Why should you use MLnext Execution instead of your own machine learning solution?
The use of MLnext Execution offers the following benefits compared to custom programmed algorithms for anomaly detection:
- Parameterization instead of programming - Through configuration files, the data flow can be flexibly set in the given parameters.
- Cloud / Edge / Premise execution - The solution can be executed in different cloud applications, on edge or on premise without customization of the algorithms.
- Isolated execution - Each algorithm gets its own runtime environment, so the processes do not interfere with each other, which ensures stable execution.
The architecture features:
- a periodic execution service of pre-defined workflows
- a web interface to monitor and control workflows
- a prediction endpoint provided as a REST API
A workflow is defined in a three-tier hierarchy. A task defines global namespace for jobs. A job contains a list of steps which are executed in interval. A step is a basic operation such as:
- data collection from databases (e.g. MySQL, MSSQL, InfluxDB) and MQTT-based services (e.g. Kafka)

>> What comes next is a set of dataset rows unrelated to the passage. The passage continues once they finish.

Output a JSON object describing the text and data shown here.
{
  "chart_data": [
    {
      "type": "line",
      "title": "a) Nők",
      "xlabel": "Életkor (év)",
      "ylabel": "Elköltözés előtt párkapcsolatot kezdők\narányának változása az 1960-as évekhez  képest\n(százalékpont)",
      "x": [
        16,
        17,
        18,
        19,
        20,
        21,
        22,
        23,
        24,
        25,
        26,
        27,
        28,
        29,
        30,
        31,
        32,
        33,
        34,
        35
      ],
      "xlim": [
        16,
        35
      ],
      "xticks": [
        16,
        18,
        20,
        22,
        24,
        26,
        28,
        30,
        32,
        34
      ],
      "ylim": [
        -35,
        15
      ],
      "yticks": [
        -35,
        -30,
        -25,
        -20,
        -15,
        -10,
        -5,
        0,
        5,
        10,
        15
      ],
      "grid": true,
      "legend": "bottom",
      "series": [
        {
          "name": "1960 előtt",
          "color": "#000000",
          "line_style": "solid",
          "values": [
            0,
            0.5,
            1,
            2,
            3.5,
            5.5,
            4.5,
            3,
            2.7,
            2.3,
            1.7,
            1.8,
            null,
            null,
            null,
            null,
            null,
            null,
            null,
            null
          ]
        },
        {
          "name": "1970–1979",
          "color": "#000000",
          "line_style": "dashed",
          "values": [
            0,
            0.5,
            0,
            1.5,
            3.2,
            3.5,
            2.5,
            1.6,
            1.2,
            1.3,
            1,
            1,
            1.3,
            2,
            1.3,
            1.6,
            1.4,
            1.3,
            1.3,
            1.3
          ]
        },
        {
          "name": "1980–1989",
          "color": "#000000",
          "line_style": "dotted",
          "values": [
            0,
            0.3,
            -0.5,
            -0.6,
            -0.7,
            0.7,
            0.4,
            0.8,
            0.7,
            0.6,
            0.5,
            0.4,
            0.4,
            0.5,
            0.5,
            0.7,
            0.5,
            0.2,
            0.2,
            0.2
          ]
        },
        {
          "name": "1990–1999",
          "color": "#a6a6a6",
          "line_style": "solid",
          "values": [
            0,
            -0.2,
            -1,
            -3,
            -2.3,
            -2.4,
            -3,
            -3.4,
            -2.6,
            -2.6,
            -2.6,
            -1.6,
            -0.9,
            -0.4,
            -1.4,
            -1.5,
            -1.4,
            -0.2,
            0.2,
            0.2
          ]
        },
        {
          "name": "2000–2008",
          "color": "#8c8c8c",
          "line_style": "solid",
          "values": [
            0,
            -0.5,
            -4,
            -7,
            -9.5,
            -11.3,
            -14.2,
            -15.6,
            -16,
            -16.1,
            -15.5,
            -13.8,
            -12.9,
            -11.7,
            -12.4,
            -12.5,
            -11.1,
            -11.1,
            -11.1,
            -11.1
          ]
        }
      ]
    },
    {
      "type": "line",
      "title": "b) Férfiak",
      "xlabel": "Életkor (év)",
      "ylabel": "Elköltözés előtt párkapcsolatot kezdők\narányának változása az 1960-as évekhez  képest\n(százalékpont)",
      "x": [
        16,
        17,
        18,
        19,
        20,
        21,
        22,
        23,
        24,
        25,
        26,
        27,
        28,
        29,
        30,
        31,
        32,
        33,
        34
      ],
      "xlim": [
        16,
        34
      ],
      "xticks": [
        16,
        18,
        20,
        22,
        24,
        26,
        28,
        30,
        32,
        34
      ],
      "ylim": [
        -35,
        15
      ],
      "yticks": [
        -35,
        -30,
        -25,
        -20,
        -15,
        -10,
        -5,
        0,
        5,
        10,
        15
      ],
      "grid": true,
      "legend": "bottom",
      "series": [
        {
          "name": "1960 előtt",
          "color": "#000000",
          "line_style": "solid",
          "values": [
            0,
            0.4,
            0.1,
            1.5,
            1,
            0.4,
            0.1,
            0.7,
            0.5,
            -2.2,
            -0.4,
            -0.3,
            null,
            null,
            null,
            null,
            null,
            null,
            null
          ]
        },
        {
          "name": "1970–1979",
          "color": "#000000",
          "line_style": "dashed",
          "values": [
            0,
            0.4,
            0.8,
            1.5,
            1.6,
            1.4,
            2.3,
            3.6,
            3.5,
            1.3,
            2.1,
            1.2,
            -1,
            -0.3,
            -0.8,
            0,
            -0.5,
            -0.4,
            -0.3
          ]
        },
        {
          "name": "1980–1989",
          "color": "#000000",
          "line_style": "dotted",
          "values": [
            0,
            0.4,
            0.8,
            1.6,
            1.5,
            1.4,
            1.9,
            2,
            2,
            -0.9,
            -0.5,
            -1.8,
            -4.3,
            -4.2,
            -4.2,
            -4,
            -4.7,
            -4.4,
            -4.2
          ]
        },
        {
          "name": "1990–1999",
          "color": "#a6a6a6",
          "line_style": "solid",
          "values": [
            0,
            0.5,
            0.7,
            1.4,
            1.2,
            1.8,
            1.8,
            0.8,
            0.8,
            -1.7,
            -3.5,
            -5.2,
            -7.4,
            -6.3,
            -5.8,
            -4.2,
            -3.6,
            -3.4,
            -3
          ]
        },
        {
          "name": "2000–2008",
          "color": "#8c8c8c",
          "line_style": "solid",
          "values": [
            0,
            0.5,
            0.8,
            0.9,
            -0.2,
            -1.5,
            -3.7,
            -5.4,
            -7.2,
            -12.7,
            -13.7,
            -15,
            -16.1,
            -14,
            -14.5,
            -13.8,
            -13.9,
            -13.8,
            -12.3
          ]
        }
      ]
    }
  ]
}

- data preprocessing with scikit-learn pipelines with modules from MLnext, DaskML and scikit-learn
- processing with ML models written in Tensorflow
- result evaluation with custom evaluation strategies
- result saving to databases (e.g. MySQL, MSSQL, InfluxDB) and MQTT-based services (e.g. Kafka)
The MLnext Framework is part of the "Digital Factory now" campaign by Phoenix Contact Electronics to support the solution portfolio "Anomaly Detection".